The introduction into this book of a comprehensive account of the various démarches on behalf of the Zionist cause recently undertaken in English political circles, and also in allied countries, is rendered difficult by the following considerations. In the first place, the publication of pourparlers which have taken place, and of schemes which have been, or are to be, submitted, is impossible, because they are still in progress, and their final issue is dependent on further developments. In the second place, the author feels great embarrassment, being compelled to break the rule hitherto observed of avoiding any reference to his own share in the work of the movement. In this section, however, he has participated so directly in the démarches referred to that it was quite impossible to speak of them at all without referring occasionally to his share in the political activities.

A glance, however, at recent political efforts appeared indispensable, in order to bring the history of Zionism up to date. But there is no claim that the following account is more than an outline of the most important events. With these provisos we pass to the facts themselves.

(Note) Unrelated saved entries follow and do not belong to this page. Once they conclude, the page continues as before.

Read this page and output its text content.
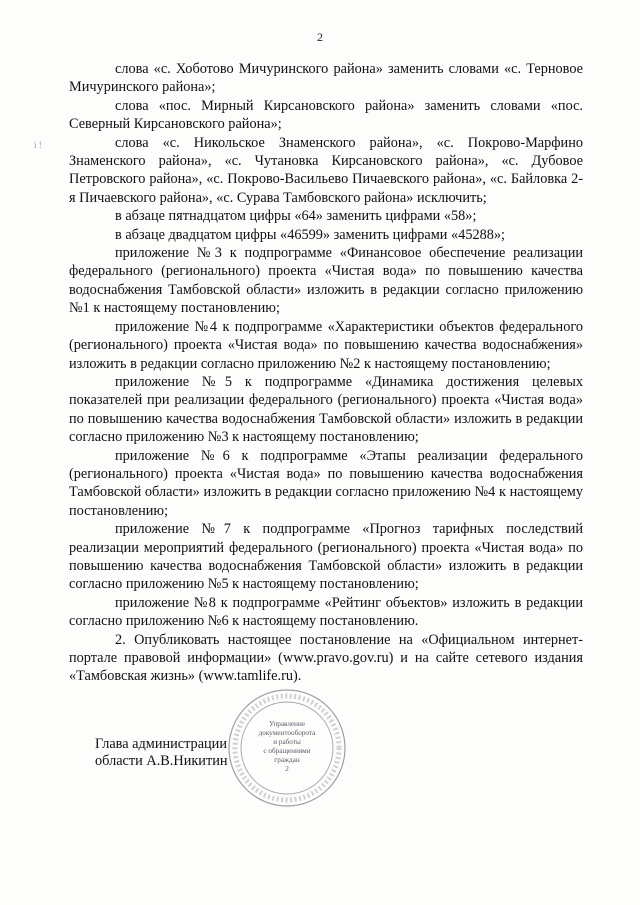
2
і !

слова «с. Хоботово Мичуринского района» заменить словами «с. Терновое Мичуринского района»;

слова «пос. Мирный Кирсановского района» заменить словами «пос. Северный Кирсановского района»;

слова «с. Никольское Знаменского района», «с. Покрово-Марфино Знаменского района», «с. Чутановка Кирсановского района», «с. Дубовое Петровского района», «с. Покрово-Васильево Пичаевского района», «с. Байловка 2-я Пичаевского района», «с. Сурава Тамбовского района» исключить;

в абзаце пятнадцатом цифры «64» заменить цифрами «58»;

в абзаце двадцатом цифры «46599» заменить цифрами «45288»;

приложение №3 к подпрограмме «Финансовое обеспечение реализации федерального (регионального) проекта «Чистая вода» по повышению качества водоснабжения Тамбовской области» изложить в редакции согласно приложению №1 к настоящему постановлению;

приложение №4 к подпрограмме «Характеристики объектов федерального (регионального) проекта «Чистая вода» по повышению качества водоснабжения» изложить в редакции согласно приложению №2 к настоящему постановлению;

приложение №5 к подпрограмме «Динамика достижения целевых показателей при реализации федерального (регионального) проекта «Чистая вода» по повышению качества водоснабжения Тамбовской области» изложить в редакции согласно приложению №3 к настоящему постановлению;

приложение №6 к подпрограмме «Этапы реализации федерального (регионального) проекта «Чистая вода» по повышению качества водоснабжения Тамбовской области» изложить в редакции согласно приложению №4 к настоящему постановлению;

приложение №7 к подпрограмме «Прогноз тарифных последствий реализации мероприятий федерального (регионального) проекта «Чистая вода» по повышению качества водоснабжения Тамбовской области» изложить в редакции согласно приложению №5 к настоящему постановлению;

приложение №8 к подпрограмме «Рейтинг объектов» изложить в редакции согласно приложению №6 к настоящему постановлению.

2. Опубликовать настоящее постановление на «Официальном интернет-портале правовой информации» (www.pravo.gov.ru) и на сайте сетевого издания «Тамбовская жизнь» (www.tamlife.ru).

Глава администрации
области А.В.Никитин
Управление
документооборота
и работы
с обращениями
граждан
2
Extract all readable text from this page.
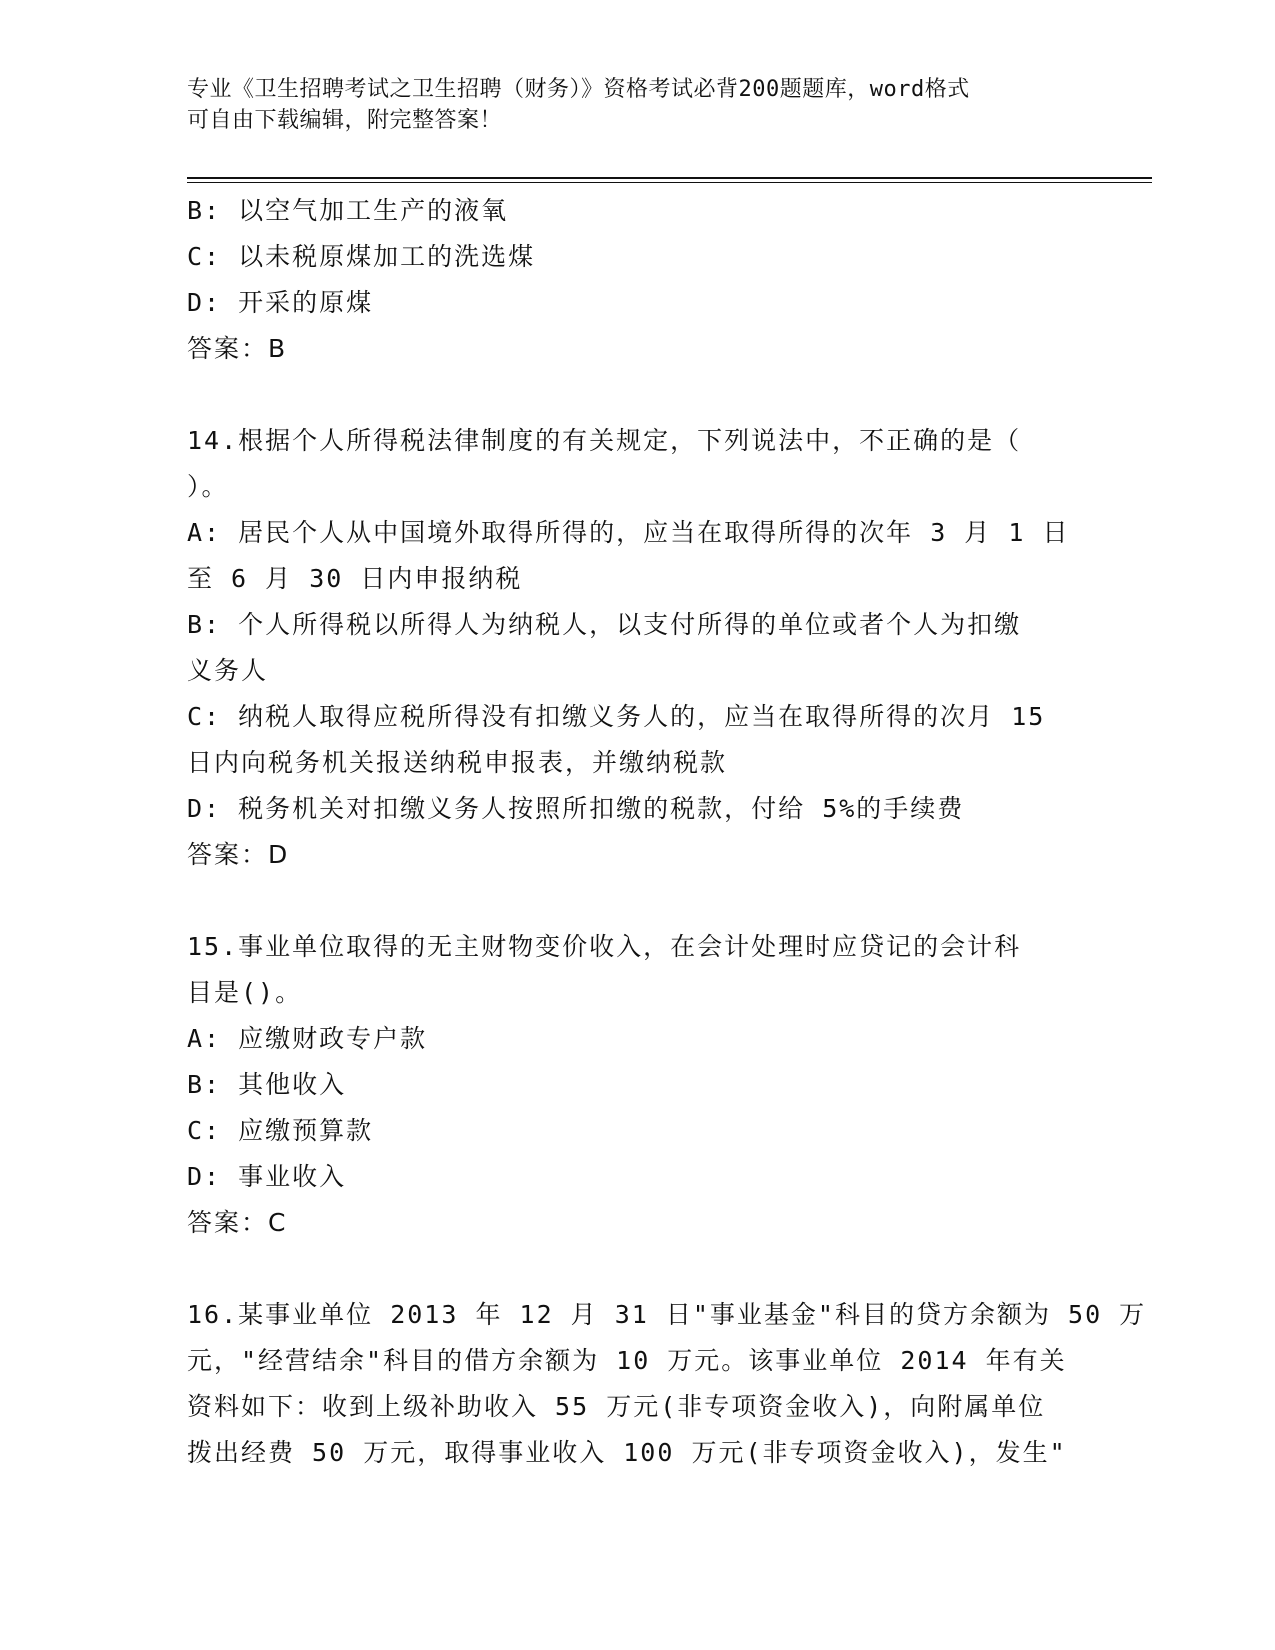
专业《卫生招聘考试之卫生招聘（财务）》资格考试必背200题题库，word格式
可自由下载编辑，附完整答案！
B: 以空气加工生产的液氧
C: 以未税原煤加工的洗选煤
D: 开采的原煤
答案：B
14.根据个人所得税法律制度的有关规定，下列说法中，不正确的是（
）。
A: 居民个人从中国境外取得所得的，应当在取得所得的次年 3 月 1 日
至 6 月 30 日内申报纳税
B: 个人所得税以所得人为纳税人，以支付所得的单位或者个人为扣缴
义务人
C: 纳税人取得应税所得没有扣缴义务人的，应当在取得所得的次月 15
日内向税务机关报送纳税申报表，并缴纳税款
D: 税务机关对扣缴义务人按照所扣缴的税款，付给 5%的手续费
答案：D
15.事业单位取得的无主财物变价收入，在会计处理时应贷记的会计科
目是()。
A: 应缴财政专户款
B: 其他收入
C: 应缴预算款
D: 事业收入
答案：C
16.某事业单位 2013 年 12 月 31 日"事业基金"科目的贷方余额为 50 万
元，"经营结余"科目的借方余额为 10 万元。该事业单位 2014 年有关
资料如下：收到上级补助收入 55 万元(非专项资金收入)，向附属单位
拨出经费 50 万元，取得事业收入 100 万元(非专项资金收入)，发生"
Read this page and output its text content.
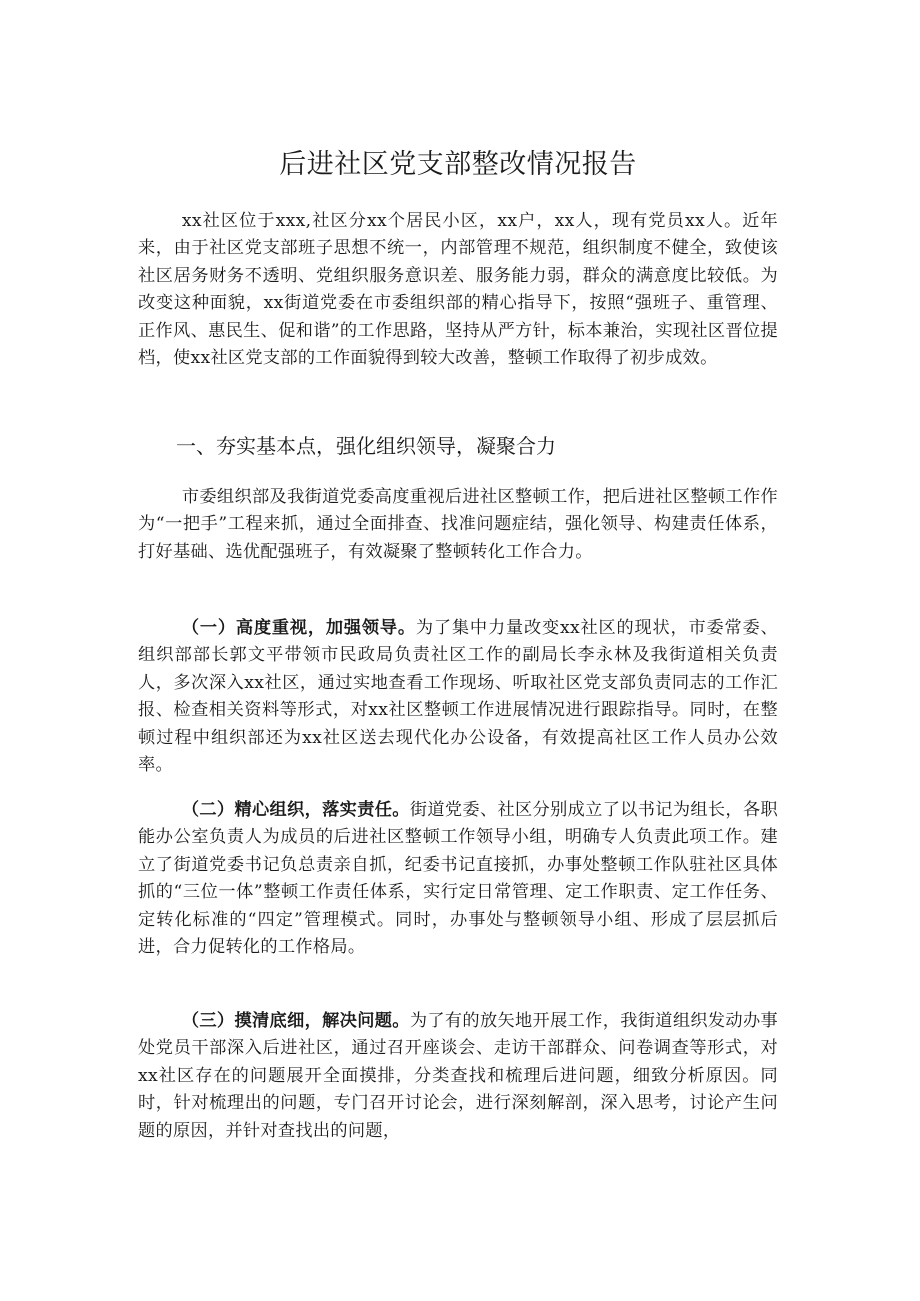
后进社区党支部整改情况报告

xx社区位于xxx,社区分xx个居民小区，xx户，xx人，现有党员xx人。近年来，由于社区党支部班子思想不统一，内部管理不规范，组织制度不健全，致使该社区居务财务不透明、党组织服务意识差、服务能力弱，群众的满意度比较低。为改变这种面貌，xx街道党委在市委组织部的精心指导下，按照“强班子、重管理、正作风、惠民生、促和谐”的工作思路，坚持从严方针，标本兼治，实现社区晋位提档，使xx社区党支部的工作面貌得到较大改善，整顿工作取得了初步成效。

一、夯实基本点，强化组织领导，凝聚合力

市委组织部及我街道党委高度重视后进社区整顿工作，把后进社区整顿工作作为“一把手”工程来抓，通过全面排查、找准问题症结，强化领导、构建责任体系，打好基础、选优配强班子，有效凝聚了整顿转化工作合力。

（一）高度重视，加强领导。为了集中力量改变xx社区的现状，市委常委、组织部部长郭文平带领市民政局负责社区工作的副局长李永林及我街道相关负责人，多次深入xx社区，通过实地查看工作现场、听取社区党支部负责同志的工作汇报、检查相关资料等形式，对xx社区整顿工作进展情况进行跟踪指导。同时，在整顿过程中组织部还为xx社区送去现代化办公设备，有效提高社区工作人员办公效率。

（二）精心组织，落实责任。街道党委、社区分别成立了以书记为组长，各职能办公室负责人为成员的后进社区整顿工作领导小组，明确专人负责此项工作。建立了街道党委书记负总责亲自抓，纪委书记直接抓，办事处整顿工作队驻社区具体抓的“三位一体”整顿工作责任体系，实行定日常管理、定工作职责、定工作任务、定转化标准的“四定”管理模式。同时，办事处与整顿领导小组、形成了层层抓后进，合力促转化的工作格局。

（三）摸清底细，解决问题。为了有的放矢地开展工作，我街道组织发动办事处党员干部深入后进社区，通过召开座谈会、走访干部群众、问卷调查等形式，对xx社区存在的问题展开全面摸排，分类查找和梳理后进问题，细致分析原因。同时，针对梳理出的问题，专门召开讨论会，进行深刻解剖，深入思考，讨论产生问题的原因，并针对查找出的问题，
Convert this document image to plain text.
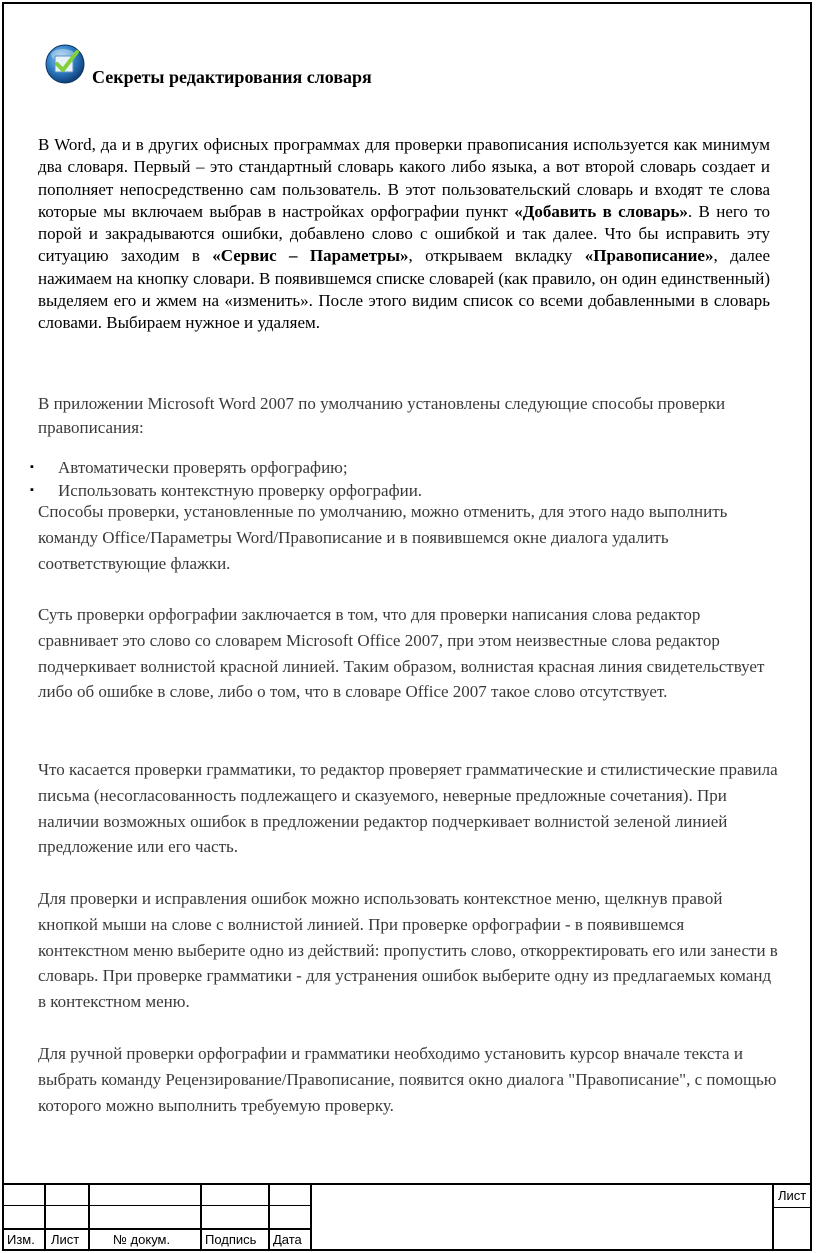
Секреты редактирования словаря

В Word, да и в других офисных программах для проверки правописания используется как минимум два словаря. Первый – это стандартный словарь какого либо языка, а вот второй словарь создает и пополняет непосредственно сам пользователь. В этот пользовательский словарь и входят те слова которые мы включаем выбрав в настройках орфографии пункт «Добавить в словарь». В него то порой и закрадываются ошибки, добавлено слово с ошибкой и так далее. Что бы исправить эту ситуацию заходим в «Сервис – Параметры», открываем вкладку «Правописание», далее нажимаем на кнопку словари. В появившемся списке словарей (как правило, он один единственный) выделяем его и жмем на «изменить». После этого видим список со всеми добавленными в словарь словами. Выбираем нужное и удаляем.

В приложении Microsoft Word 2007 по умолчанию установлены следующие способы проверки правописания:

▪ Автоматически проверять орфографию;
▪ Использовать контекстную проверку орфографии.

Способы проверки, установленные по умолчанию, можно отменить, для этого надо выполнить команду Office/Параметры Word/Правописание и в появившемся окне диалога удалить соответствующие флажки.

Суть проверки орфографии заключается в том, что для проверки написания слова редактор сравнивает это слово со словарем Microsoft Office 2007, при этом неизвестные слова редактор подчеркивает волнистой красной линией. Таким образом, волнистая красная линия свидетельствует либо об ошибке в слове, либо о том, что в словаре Office 2007 такое слово отсутствует.

Что касается проверки грамматики, то редактор проверяет грамматические и стилистические правила письма (несогласованность подлежащего и сказуемого, неверные предложные сочетания). При наличии возможных ошибок в предложении редактор подчеркивает волнистой зеленой линией предложение или его часть.

Для проверки и исправления ошибок можно использовать контекстное меню, щелкнув правой кнопкой мыши на слове с волнистой линией. При проверке орфографии - в появившемся контекстном меню выберите одно из действий: пропустить слово, откорректировать его или занести в словарь. При проверке грамматики - для устранения ошибок выберите одну из предлагаемых команд в контекстном меню.

Для ручной проверки орфографии и грамматики необходимо установить курсор вначале текста и выбрать команду Рецензирование/Правописание, появится окно диалога "Правописание", с помощью которого можно выполнить требуемую проверку.

Изм. Лист	№ докум.	Подпись Дата
Лист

It was at once clear that England was destined to play a most important part in Zionist politics. London from the beginning was the financial centre of the Zionist Organization and the Mecca of political Zionism. Even at the time of the Chovevé Zion Movement England was regarded, as it were, as the country that stands between the “Galuth” and “Salvation.” When the idea of Palestine had begun to be popularized among the Jews of Russia and Poland—long before the name “Zionism” had become current—Disraeli’s Tancred and George Eliot’s Daniel Deronda were translated into Hebrew. The name of Sir Moses Montefiore was in the mouth of all Jews in Eastern Europe, and his journeys to Palestine, in connection with his great plans, had long since grown legendary. English Jews were valued because of this famous individual; they were considered simply as national Jews, whether they really were so or not. From a distance the observer did not recognize the mediocrity, the parochialism and dissensions; he saw the summits only, and they appeared splendid. A man like Albert Goldsmid, who was an English colonel and also a national Jew, appeared to be a type such as could hardly be found in any other country. That was rich material for the Jewish imagination, which fed upon it and made it much greater than the truth. It was, however, not imagination, pure and simple; a sound political instinct was also at work here. The Jewish Ghetto had for long prophesied that it is England’s destiny to decide the fate of Palestine, and however much one may smile at the speculations of Ghetto politicians, these had, nevertheless, in their quick-wittedness understood much that is sometimes hidden from professional politicians. Moreover, this was not the politics of the Ghetto only. Herzl did not know the Ghetto, and received no information from it; notwithstanding this, all roads led him to London. It was in London that he for the first time in his life publicly took part in Jewish life. At a later period again, the offer of a territory in East Africa was made by the English Government; the El-Arish Expedition was organized by England. Zionist finance was English, and English was the Zionist political outlook.

In the pre-war period the Zionist Organization had everywhere sought connections. True to its programme, desiring a charter from the Ottoman Government, with the approval of the great Powers, it worked without intrigue and adventure, honestly anxious to get this charter with the approval of all nations. In this matter, England always took the first place. Herzl and his followers had worked zealously in England. This work was continued after Herzl’s death. The author also, in his capacity as member of the Zionist Executive, visited this country several times. The impressions gained here were always stimulating and interesting, but the Zionist question was not prominent.